"The Vulgar: Fashion Redefined" at The Barbican is one of those - rare - fashion exhibitions that manages to be equally clever and spectacular. One could definitely enjoy it. Be it only for the exquisite selection of garments featured, but there is so much more to it.
The show explores the concept of 'the vulgar' as it unfolds in fashion, covering all the nuances and inherent contradictions that inevitably emerge. Curator Judith Clark has worked in tandem with acclaimed psychoanalyst and essayist Adam Philips, to craft a show that accompanies visitors along a sophisticated cultural trip and offers an opportunity to reflect deeply on something so close to everyone's experience.
Starting from the definition of vulgarity with almost scientific rigour, the theme is progressively unpacked. Each section highlights a different angle to it, supported by compelling synopses paired with garments that clearly illustrate them. Continuous travels between cultures and historic periods happen seamlessly, and contribute in further exposing the complex multilayered nature of 'the vulgar'.
You are going to love the feeling of walking out inspired by a journey that has made you think of complicated stuff in a simple way. The topic is largely discussed in abstract terms - yet at no point does it feel too ignorant to fully appreciate, which is particularly exciting in the context of trends. Some trends emerge as a result of social phenomenon, but others are the very manifestation of them. It is a spider web of interconnections, yet any exhibition that attempts an analytical approach feels very refreshing.
Here is an account of the organic trail of thoughts that occurred throughout (spoiler alert!).
"Vulgar" as a word originally describes the ordinary, the common people... so how is it that it became a label for almost an insult? Something of inferior status?
"The word 'vulgar' is used to police boundaries of taste. Fashion is where good and bad taste mix and match".
Is the imitation of classic Greek standards noble or vulgar?
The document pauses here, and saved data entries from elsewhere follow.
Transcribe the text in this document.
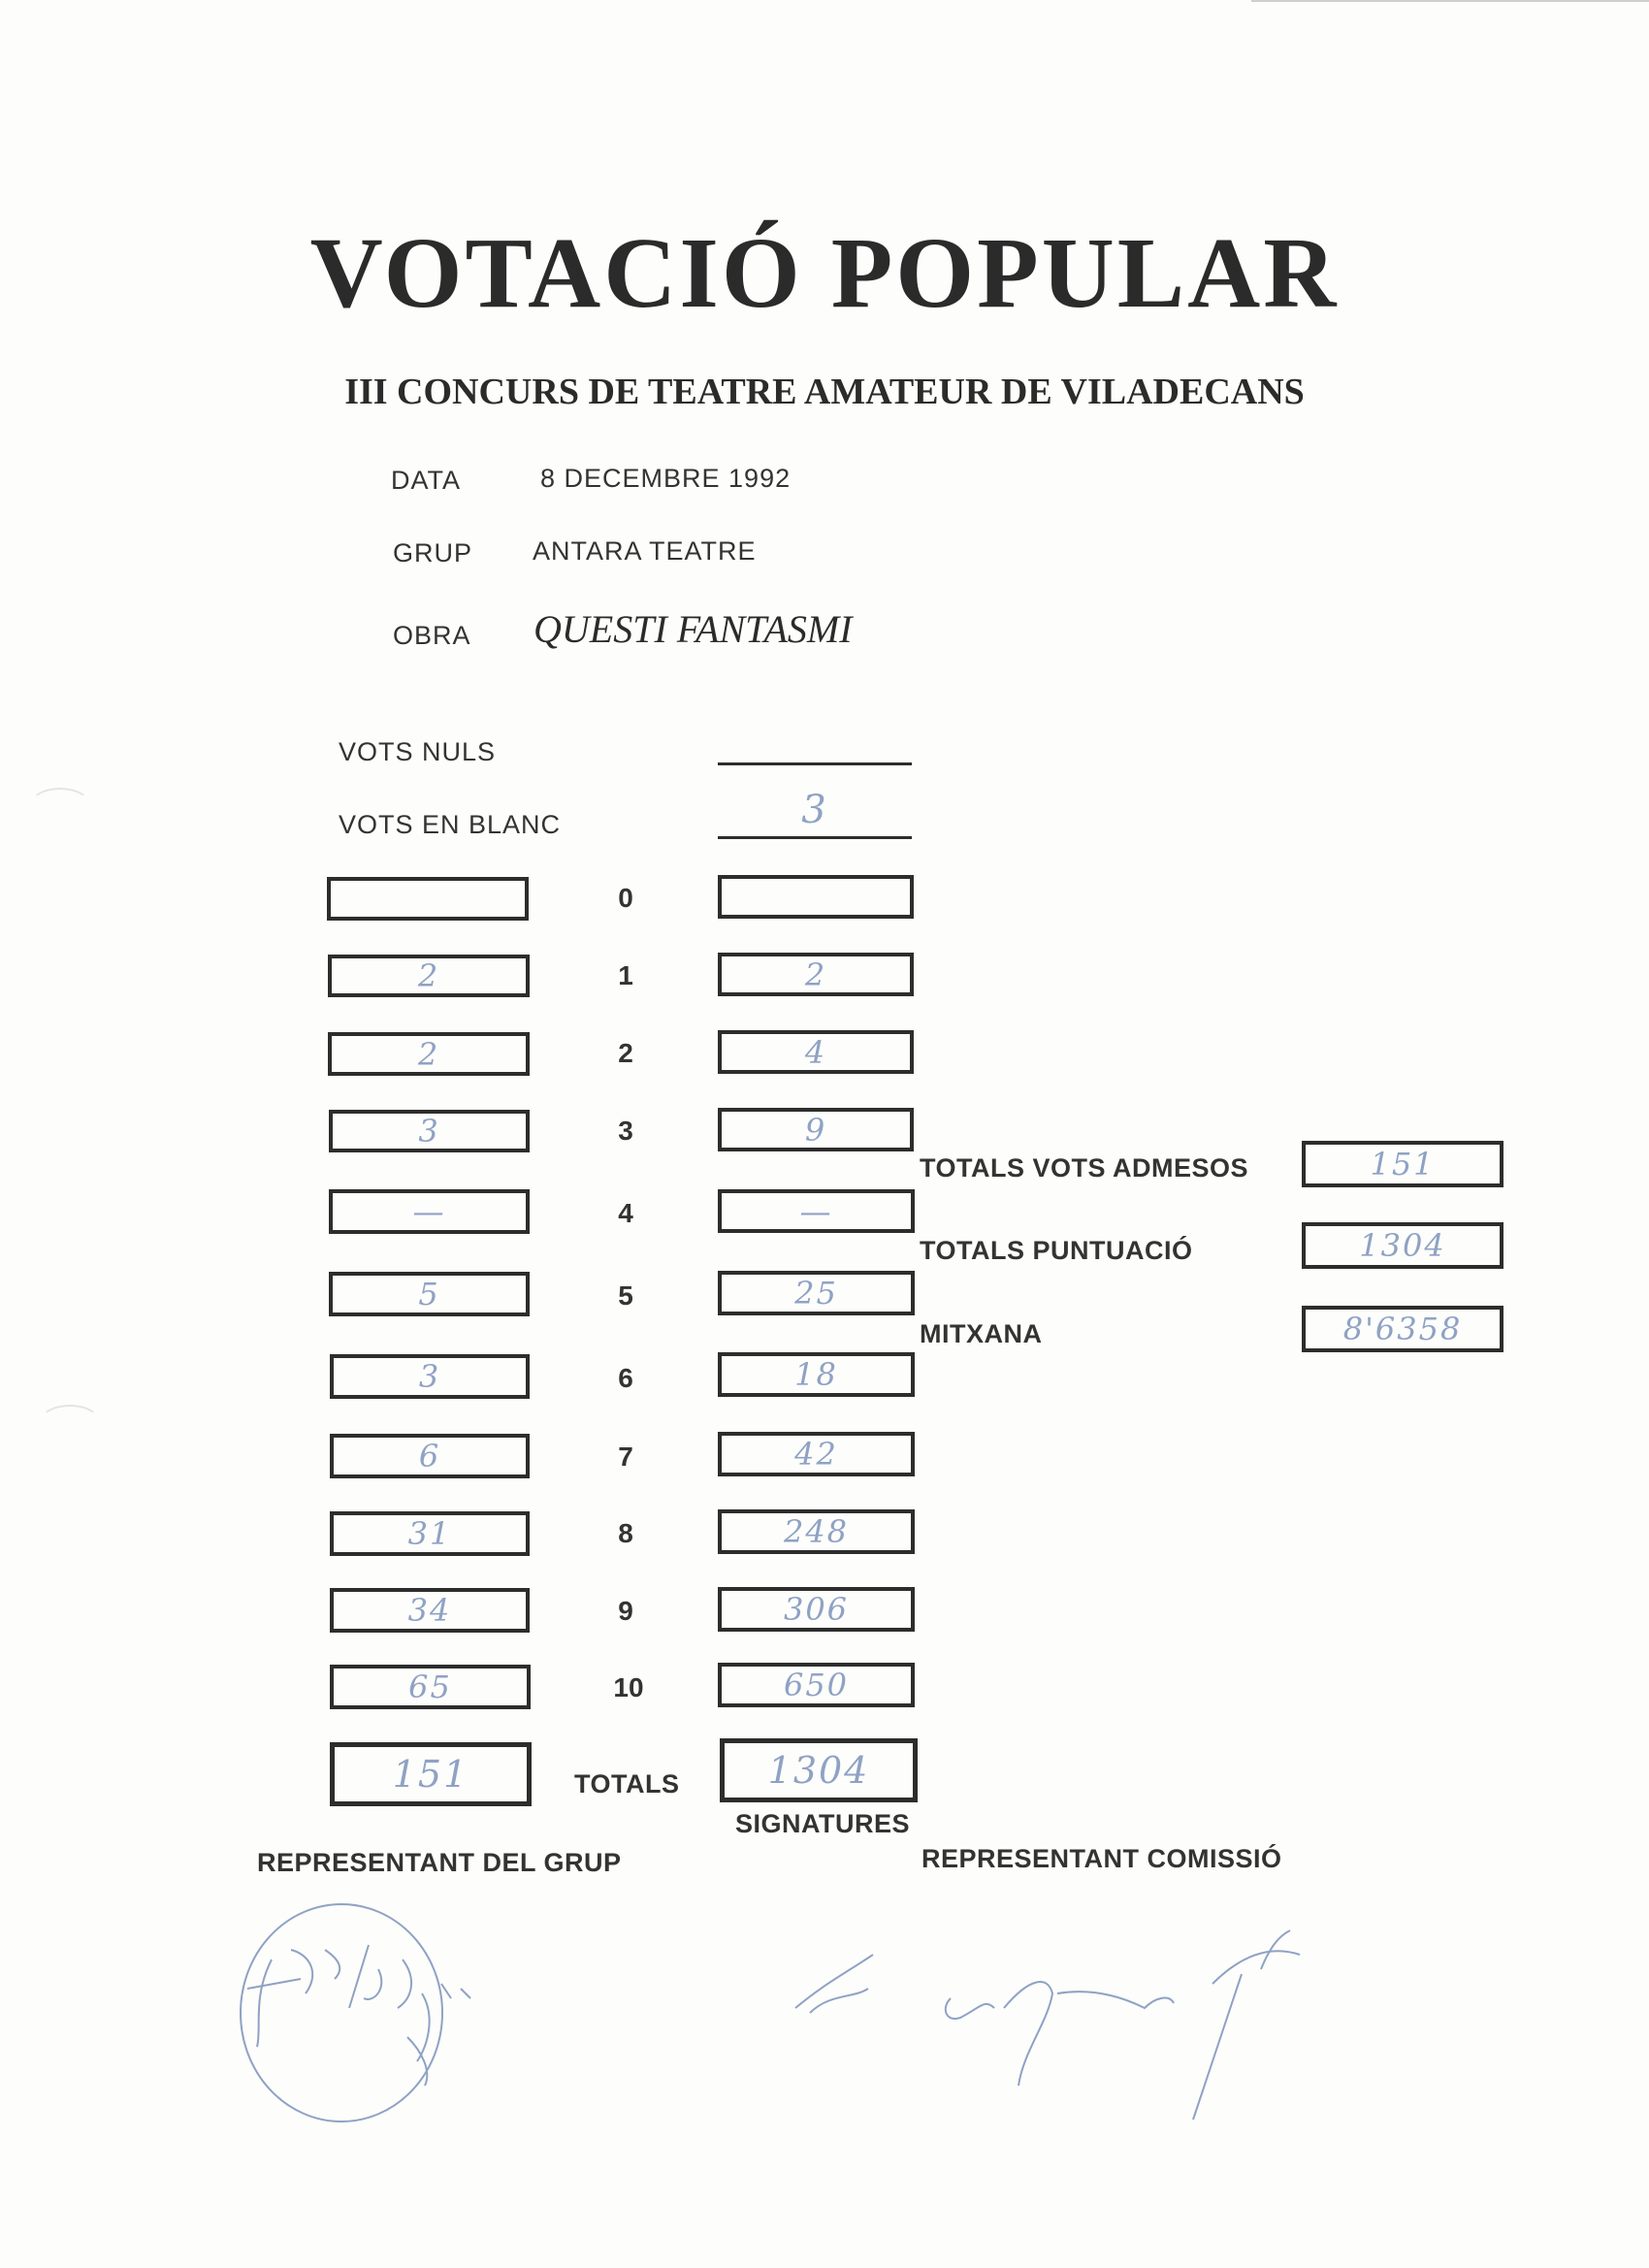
VOTACIÓ POPULAR
III CONCURS DE TEATRE AMATEUR DE VILADECANS
DATA	8 DECEMBRE 1992
GRUP ANTARA TEATRE
OBRA QUESTI FANTASMI
VOTS NULS
VOTS EN BLANC	3
0
2	1	2
2	2	4
3	3	9
—	4	—
5	5	25
3	6	18
6	7	42
31	8	248
34	9	306
65	10	650
151	TOTALS 1304
TOTALS VOTS ADMESOS	151
TOTALS PUNTUACIÓ	1304
MITXANA	8'6358
SIGNATURES
REPRESENTANT DEL GRUP	REPRESENTANT COMISSIÓ
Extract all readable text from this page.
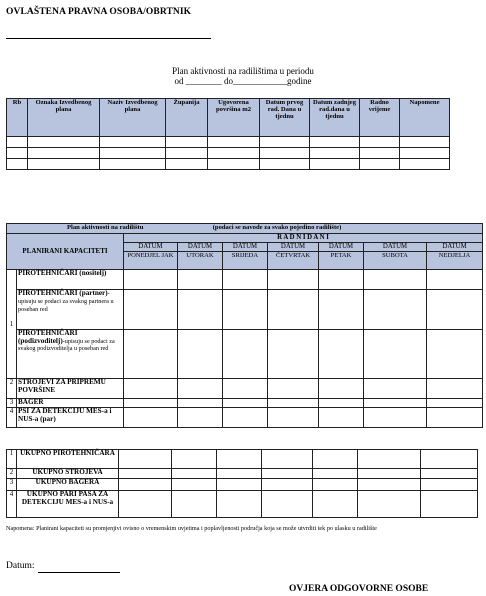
OVLAŠTENA PRAVNA OSOBA/OBRTNIK
Plan aktivnosti na radilištima u periodu
od ________ do____________godine
Rb	Oznaka Izvedbenog plana	Naziv Izvedbenog plana	Županija	Ugovorena površina m2	Datum prvog rad. Dana u tjednu	Datum zadnjeg rad.dana u tjednu	Radno vrijeme	Napomene

Plan aktivnosti na radilištu (podaci se navode za svako pojedino radilište)								
PLANIRANI KAPACITETI		R A D N I D A N I						
		DATUM	DATUM	DATUM	DATUM	DATUM	DATUM	DATUM
		PONEDJEL JAK	UTORAK	SRIJEDA	ČETVRTAK	PETAK	SUBOTA	NEDJELJA
1	PIROTEHNIČARI (nositelj)							
	PIROTEHNIČARI (partner)-upisuju se podaci za svakog partnera u poseban red							
	PIROTEHNIČARI (podizvoditelj)-upisuju se podaci za svakog podizvoditelja u poseban red							
2	STROJEVI ZA PRIPREMU POVRŠINE							
3	BAGER							
4	PSI ZA DETEKCIJU MES-a i NUS-a (par)							
1	UKUPNO PIROTEHNIČARA							
2	UKUPNO STROJEVA							
3	UKUPNO BAGERA							
4	UKUPNO PARI PASA ZA DETEKCIJU MES-a i NUS-a							
Napomena: Planirani kapaciteti su promjenjivi ovisno o vremenskim uvjetima i poplavljenosti područja koja se može utvrditi tek po ulasku u radilište
Datum:
OVJERA ODGOVORNE OSOBE
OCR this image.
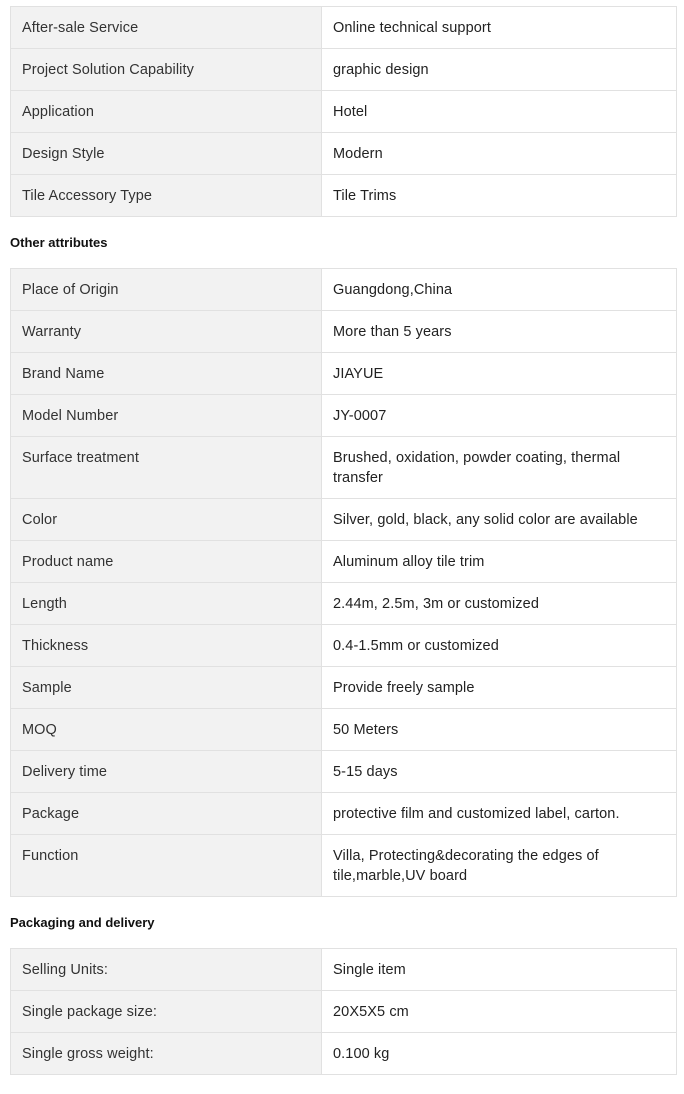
After-sale Service	Online technical support
Project Solution Capability	graphic design
Application	Hotel
Design Style	Modern
Tile Accessory Type	Tile Trims
Other attributes
Place of Origin	Guangdong,China
Warranty	More than 5 years
Brand Name	JIAYUE
Model Number	JY-0007
Surface treatment	Brushed, oxidation, powder coating, thermal transfer
Color	Silver, gold, black, any solid color are available
Product name	Aluminum alloy tile trim
Length	2.44m, 2.5m, 3m or customized
Thickness	0.4-1.5mm or customized
Sample	Provide freely sample
MOQ	50 Meters
Delivery time	5-15 days
Package	protective film and customized label, carton.
Function	Villa, Protecting&decorating the edges of tile,marble,UV board
Packaging and delivery
Selling Units:	Single item
Single package size:	20X5X5 cm
Single gross weight:	0.100 kg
YSL's iconic Mondrian Dress, does it elevate fashion or degrade art?
Two gowns by Margiela are next to each other, both featuring a photographic print of a draped fabric - but one is by John Galliano's pret-a-porter collection, the other from the cobranding with H&M. Is that vulgar or smart?
Everyone wants to be well-dressed and have good taste. But what happens when fashion democratises and the elite desire to keep distinguishing themselves from the masses? Excess and extravagance have been there forever, from Versailles to today's runaways. So, what makes that extravagance "beautiful" but not "ridiculous"? Too much. In-your-face. Ask Chiara Ferragni and your local grocer to comment on Gucci's loafers.
"Well-dressed people do not often dress in what is called 'the height of fashion', as that is generally left to dandies and pretenders. You might have the costliest attire (...) and yet be far from well dressed" - from "Etiquette for ladies" in The Lady Book of Manners (1880s).
“The Vulgar makes us reconsider what we have in common and what we want to have in common. It reveals the violence of taste". What is and what isn't acceptable. But for who?
It's all in the eyes of the beholder. Perhaps 'vulgar' and 'beauty' are two names for the same thing - there is something sublime about it. Steven Miesel, La Chapelle, Nick Knight, Tom Ford, Mario Testino: they all play with extremes and expose sexual exaggeration. Yet, is nudity in itself vulgar? Or is it about what you chose to cover or show? How does it all relate to pleasure?
Vulgar is what is 'too popular' - Jeremy Scott's Moschino proves the opposite? Or 'too common': so, what changes between an unbranded pair of jeans and one by Rihanna and Manolo Blahnik? Should we not then look for inspiration in traditional costumes? Lacroix disagrees.
Lastly - what happens to the vulgar when the desire of baroque is the norm? How to really and fully explain the frenzy around Iris Van Herpen?
Towards the end, a different feeling emerges, almost as if you are being addressed directly as a viewer. 'So what do you think now? Where does you taste tip over into judgement?'. As much as the exhibition seems to establish the very liquid nature of vulgarity, it also shows how it is about "them-and-us", it is a divisive notion that builds on perceived hierarchies of status - what is acceptable and what isn't. And is not disjoint from the 'fear for the unknown'.
"People call things vulgar when they are new to them" - Mary Quant,1967.
Now, in regards of the infamous furry Gucci loafers I am sure everyone can smile about it. But in light of the recent political turmoil and social catastrophes, the show is a great opportunity to bring those issues closer and perhaps interpret them better, even from such an unexpected angle.
The exhibition runs till February 5th, be sure to check it out.